Happy 40th Anniversary to Talking Heads’ second studio album More Songs About Buildings and Food, originally released July 14, 1978.
Talking Heads’ album More Songs About Buildings and Food is frustratingly timeless. Their second studio album, released in 1978, it was the first product of the Brian Eno/David Byrne relationship. Less art rock, more dance music, it is a true New Wave album, with the dial turned up on the rhythm section of Tina Weymouth on bass and Chris Frantz on drums. Eno’s Roxy Music effect is worn well by Talking Heads, and has aged even better over the past 40 years.
In 1978, Talking Heads were still very punk rock. While in New York to produce More Songs About Buildings and Food, Brian Eno was introduced to the “no wave” scene. After attending a show, he rounded up the bands for the compilation No New York. More Songs About Buildings and Food is before the big suits and manicured aesthetic, delightfully rough around the edges with a New York punk sensibility.
Among the several reasons this album is a bright spot in Talking Heads’ catalog is the group’s first top 30 single, “Take Me To The River.” Their Al Green cover has Byrne’s vocal gymnastics taking the place of Green’s horn section. The down-tempo, synthesized version swaggers along, a fun take on an already perfect song. It was immediately popular, a much more commercial single than the previously released “Psycho Killer,” but just as weird and catchy.
The theme of commercialism pops up in sneaky smart non sequiturs from under the dominant basslines. The increasing anxiety of “Stay Hungry” and droning corporate speak of “The Good Thing” wink at late capitalism. Even the title of the album itself is a nod to the prescriptive nature of a sophomore album, capitalizing on fleeting relevancy.

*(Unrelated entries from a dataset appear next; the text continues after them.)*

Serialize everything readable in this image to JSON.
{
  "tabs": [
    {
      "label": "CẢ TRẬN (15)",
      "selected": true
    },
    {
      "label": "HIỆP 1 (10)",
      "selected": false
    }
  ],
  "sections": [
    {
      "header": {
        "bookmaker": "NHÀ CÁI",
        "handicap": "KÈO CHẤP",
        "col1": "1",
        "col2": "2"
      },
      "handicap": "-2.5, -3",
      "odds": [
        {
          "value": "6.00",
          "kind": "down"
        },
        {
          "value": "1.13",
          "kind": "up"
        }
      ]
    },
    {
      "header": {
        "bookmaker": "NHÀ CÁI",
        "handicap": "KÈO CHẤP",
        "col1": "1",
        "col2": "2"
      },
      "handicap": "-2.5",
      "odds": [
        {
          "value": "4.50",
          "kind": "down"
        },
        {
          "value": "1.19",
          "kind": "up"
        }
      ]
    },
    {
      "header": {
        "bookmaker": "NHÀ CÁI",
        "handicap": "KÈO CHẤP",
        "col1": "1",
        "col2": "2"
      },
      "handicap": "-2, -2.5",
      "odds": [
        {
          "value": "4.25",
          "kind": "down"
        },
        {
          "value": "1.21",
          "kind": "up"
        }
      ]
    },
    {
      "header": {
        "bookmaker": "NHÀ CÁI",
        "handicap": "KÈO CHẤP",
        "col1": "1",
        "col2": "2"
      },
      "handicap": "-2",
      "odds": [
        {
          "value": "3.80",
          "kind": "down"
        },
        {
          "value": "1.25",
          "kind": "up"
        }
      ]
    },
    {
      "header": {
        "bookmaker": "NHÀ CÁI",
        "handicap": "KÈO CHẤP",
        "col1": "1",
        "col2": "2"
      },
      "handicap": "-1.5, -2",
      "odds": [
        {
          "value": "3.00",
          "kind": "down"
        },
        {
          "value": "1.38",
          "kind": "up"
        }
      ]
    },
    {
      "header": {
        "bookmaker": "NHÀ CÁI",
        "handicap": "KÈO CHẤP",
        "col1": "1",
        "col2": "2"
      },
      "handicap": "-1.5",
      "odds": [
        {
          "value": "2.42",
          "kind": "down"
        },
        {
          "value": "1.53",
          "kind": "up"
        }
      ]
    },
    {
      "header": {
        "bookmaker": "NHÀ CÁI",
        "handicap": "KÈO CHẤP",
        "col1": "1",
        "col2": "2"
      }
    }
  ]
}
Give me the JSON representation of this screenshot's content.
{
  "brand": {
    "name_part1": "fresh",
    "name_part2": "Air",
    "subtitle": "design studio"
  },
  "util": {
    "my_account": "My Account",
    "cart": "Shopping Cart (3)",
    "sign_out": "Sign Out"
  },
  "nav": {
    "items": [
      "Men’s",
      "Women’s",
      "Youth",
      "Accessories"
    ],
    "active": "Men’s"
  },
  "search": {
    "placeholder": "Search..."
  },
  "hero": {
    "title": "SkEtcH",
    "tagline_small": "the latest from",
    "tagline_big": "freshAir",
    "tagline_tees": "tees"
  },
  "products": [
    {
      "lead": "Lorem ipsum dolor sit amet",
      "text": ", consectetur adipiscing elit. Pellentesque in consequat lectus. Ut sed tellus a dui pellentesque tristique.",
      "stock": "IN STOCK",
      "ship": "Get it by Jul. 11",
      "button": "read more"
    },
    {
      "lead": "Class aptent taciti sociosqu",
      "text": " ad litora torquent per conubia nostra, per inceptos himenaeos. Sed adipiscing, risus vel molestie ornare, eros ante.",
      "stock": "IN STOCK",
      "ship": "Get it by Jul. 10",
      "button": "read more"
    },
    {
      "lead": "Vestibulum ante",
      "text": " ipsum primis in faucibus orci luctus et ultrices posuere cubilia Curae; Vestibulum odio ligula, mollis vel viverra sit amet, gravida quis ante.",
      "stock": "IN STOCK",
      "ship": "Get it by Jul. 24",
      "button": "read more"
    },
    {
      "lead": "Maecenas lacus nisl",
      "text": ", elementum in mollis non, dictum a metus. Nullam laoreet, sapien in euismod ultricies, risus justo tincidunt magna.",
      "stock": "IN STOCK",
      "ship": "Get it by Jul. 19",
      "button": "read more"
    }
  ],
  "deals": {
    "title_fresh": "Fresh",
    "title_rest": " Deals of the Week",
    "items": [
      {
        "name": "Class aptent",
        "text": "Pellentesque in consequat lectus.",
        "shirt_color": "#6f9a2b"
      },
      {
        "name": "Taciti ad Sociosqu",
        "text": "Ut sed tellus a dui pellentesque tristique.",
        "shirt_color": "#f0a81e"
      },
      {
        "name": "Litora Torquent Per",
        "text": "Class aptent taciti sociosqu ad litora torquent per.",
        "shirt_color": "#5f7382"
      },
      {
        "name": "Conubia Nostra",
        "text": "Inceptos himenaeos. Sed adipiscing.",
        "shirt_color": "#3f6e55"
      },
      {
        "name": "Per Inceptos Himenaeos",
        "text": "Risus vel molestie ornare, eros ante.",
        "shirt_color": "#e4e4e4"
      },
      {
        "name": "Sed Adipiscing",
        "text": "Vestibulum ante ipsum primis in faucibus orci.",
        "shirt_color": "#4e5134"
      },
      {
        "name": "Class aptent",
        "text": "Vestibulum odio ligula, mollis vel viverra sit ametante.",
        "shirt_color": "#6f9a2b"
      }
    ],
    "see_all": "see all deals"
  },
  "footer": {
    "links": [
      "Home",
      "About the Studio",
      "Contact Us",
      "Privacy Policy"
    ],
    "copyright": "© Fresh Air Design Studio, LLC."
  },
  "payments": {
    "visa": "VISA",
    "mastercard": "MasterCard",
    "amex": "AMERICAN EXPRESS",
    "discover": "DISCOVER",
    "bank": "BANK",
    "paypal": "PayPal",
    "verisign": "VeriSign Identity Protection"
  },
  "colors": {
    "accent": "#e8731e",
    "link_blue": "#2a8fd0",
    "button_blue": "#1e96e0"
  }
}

“Found a Job” is a “live to work” nightmare, a bored couple finding love through making a television show together. Byrne cries “if your work isn't what you love, then something isn't right.” He toys with the inherent capitalism in the idea of “making it work.” At the end, the plucky break down is the most fun and danceable Talking Heads had been to date. And while the horrors of Yuppie culture feel somewhat quaint in 2018, they’re not so far away.
The galloping opening track “Thank You For Sending Me An Angel” has blunt percussions and slinky synths. That signature restless cacophony continues on “With Our Love.” Both songs push the rhythm section into the forefront, the former having country roots and the latter based in funk. The entirety of More Songs About Buildings and Food exists in this space, hovering between genres, cherry-picking the most enticing, eccentric elements.
“Artists Only” is the alternate ending to “Psycho Killer,” with macabre keyboards and Byrne’s most experimental vocal performance on the album. It delivers the same antisocial anger as “Psycho Killer,” but reframed as the breakdown of a frustrated artist.
That same “artist versus everyone else” energy is converted into a satire of traditional American values in “The Big Country.” It’s a skewering of the concept of middle America in a sprawling country song. Lyrically, it examines the feeling of being a foreigner in your own country and the futility of living out the American dream. It’s deeply polarizing and political subject feels as prescient today as it did four decades ago.
In the canon of Talking Heads’ music, More Songs About Buildings and Food beautifully demonstrates the reason they were able to maintain such a high profile while keeping an avant-garde sound. Their trick to making an experimental album was to also have one very good single. “Take Me To the River” is one of Talking Heads’ most commercially successful and definitive songs. But in the same motion, they also recorded an integral album to the early New Wave movement that sounds remarkably insightful today.